Half of respondents cited the desire for enhanced support and sharper pricing as motivations for diversifying lenders. Two-thirds prioritised the ease of credit attainment from secondary lenders, while more than half valued proactive engagement.

For 10%, the impulse for multi-banking was to expand product coverage.

Among the 20% without a secondary working capital provider, reasons included a preference for consolidated cash management accounts (67%), adherence to Treasury policy over securities (67%), and challenges with onboarding and new account requirements (60%).

More regular financial health checks

Rising interest rates and escalating business costs have prompted SMEs to more frequently review their primary lending relationships.

In 2015, 47% of Australian SMEs hadn't reviewed their lending relationship for years; now, only 22% shared this sentiment.

Interest rates prompted 30% of CFOs, treasurers, and business owners to consider lender switches, a significant increase from 2015, while a further 12% cited the influence of their broker channel. A small proportion of SMEs sought new credit providers after reaching current credit limits.

Artificial intelligence productivity gains

Fewer than one in seven Australian SMEs have implemented or planned to implement artificial intelligence, while a massive 85% had no AI plans. Over half were aware of AI but uncertain about applications, and 28% had no knowledge of AI.

Among respondents who offered views on AI's influence, customer service, identifying new opportunities, and sales/BDM management were the top three applications.

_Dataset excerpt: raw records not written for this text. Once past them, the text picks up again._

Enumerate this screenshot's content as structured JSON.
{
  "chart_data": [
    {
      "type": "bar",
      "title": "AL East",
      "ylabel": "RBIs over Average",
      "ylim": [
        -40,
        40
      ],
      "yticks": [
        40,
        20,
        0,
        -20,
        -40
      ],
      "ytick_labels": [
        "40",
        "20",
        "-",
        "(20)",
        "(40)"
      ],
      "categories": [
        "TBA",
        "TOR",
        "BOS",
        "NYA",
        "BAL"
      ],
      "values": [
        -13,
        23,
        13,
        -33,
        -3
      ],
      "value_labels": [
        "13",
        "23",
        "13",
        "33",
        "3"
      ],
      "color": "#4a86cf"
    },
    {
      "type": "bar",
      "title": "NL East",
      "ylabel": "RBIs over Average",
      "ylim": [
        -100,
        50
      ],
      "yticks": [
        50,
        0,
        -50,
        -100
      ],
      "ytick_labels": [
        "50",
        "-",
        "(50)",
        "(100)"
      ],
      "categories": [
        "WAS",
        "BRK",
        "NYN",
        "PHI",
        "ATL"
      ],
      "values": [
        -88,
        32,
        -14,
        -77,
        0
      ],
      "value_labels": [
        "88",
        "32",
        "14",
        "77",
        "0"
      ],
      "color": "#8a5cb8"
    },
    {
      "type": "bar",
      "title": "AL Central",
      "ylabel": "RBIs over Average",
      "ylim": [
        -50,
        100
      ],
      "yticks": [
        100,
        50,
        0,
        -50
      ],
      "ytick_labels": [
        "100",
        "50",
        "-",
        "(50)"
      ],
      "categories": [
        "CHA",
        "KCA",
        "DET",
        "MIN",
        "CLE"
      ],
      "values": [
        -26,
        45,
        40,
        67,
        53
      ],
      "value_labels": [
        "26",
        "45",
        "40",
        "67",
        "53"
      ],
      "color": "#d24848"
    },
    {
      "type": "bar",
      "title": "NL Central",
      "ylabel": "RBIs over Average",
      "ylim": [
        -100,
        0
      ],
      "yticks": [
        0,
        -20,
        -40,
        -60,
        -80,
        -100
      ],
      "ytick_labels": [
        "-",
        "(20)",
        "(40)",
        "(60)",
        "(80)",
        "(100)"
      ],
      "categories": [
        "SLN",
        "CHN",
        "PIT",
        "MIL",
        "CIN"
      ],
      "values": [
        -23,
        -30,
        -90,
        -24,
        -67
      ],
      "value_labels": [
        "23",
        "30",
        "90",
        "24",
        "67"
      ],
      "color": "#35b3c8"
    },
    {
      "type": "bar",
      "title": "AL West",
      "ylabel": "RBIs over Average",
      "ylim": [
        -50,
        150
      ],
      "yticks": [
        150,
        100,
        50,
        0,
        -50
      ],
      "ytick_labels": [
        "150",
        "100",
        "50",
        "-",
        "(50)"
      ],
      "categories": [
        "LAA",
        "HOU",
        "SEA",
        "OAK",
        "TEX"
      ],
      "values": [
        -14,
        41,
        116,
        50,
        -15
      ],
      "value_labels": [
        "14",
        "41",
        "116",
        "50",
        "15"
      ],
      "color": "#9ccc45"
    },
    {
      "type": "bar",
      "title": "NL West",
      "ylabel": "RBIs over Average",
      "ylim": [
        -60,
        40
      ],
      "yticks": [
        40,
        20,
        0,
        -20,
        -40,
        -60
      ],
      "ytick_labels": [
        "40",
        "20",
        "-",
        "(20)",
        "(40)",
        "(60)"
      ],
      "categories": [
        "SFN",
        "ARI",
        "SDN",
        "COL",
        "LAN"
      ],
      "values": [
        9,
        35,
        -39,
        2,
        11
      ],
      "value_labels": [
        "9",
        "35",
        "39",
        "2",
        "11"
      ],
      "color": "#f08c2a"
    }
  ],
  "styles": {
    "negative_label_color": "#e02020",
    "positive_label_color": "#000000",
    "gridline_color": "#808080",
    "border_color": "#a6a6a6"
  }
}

Less than 5% of SMEs understood AI but weren't considering implementation, and 4% saw AI as a potential threat, either competitively or in terms of cybersecurity risks like deep fakes, the ScotPac report found.

Leveraging the IAWO scheme

In the 12 months to June 30, SMEs extensively used the extended instant asset write off (IAWO) scheme, claiming immediate tax deductions averaging $91,500 on assets. Declining Growth or No Change SMEs were the IAWO scheme’s biggest users, with 68% purchasing eligible assets, while NSW and ACT SMEs posted the highest usage at 75%.

In the 2023-24 Budget, the Albanese government revised the IAWO scheme threshold to $20,000 per asset, effective from July 1, 2023, until June 30, 2024.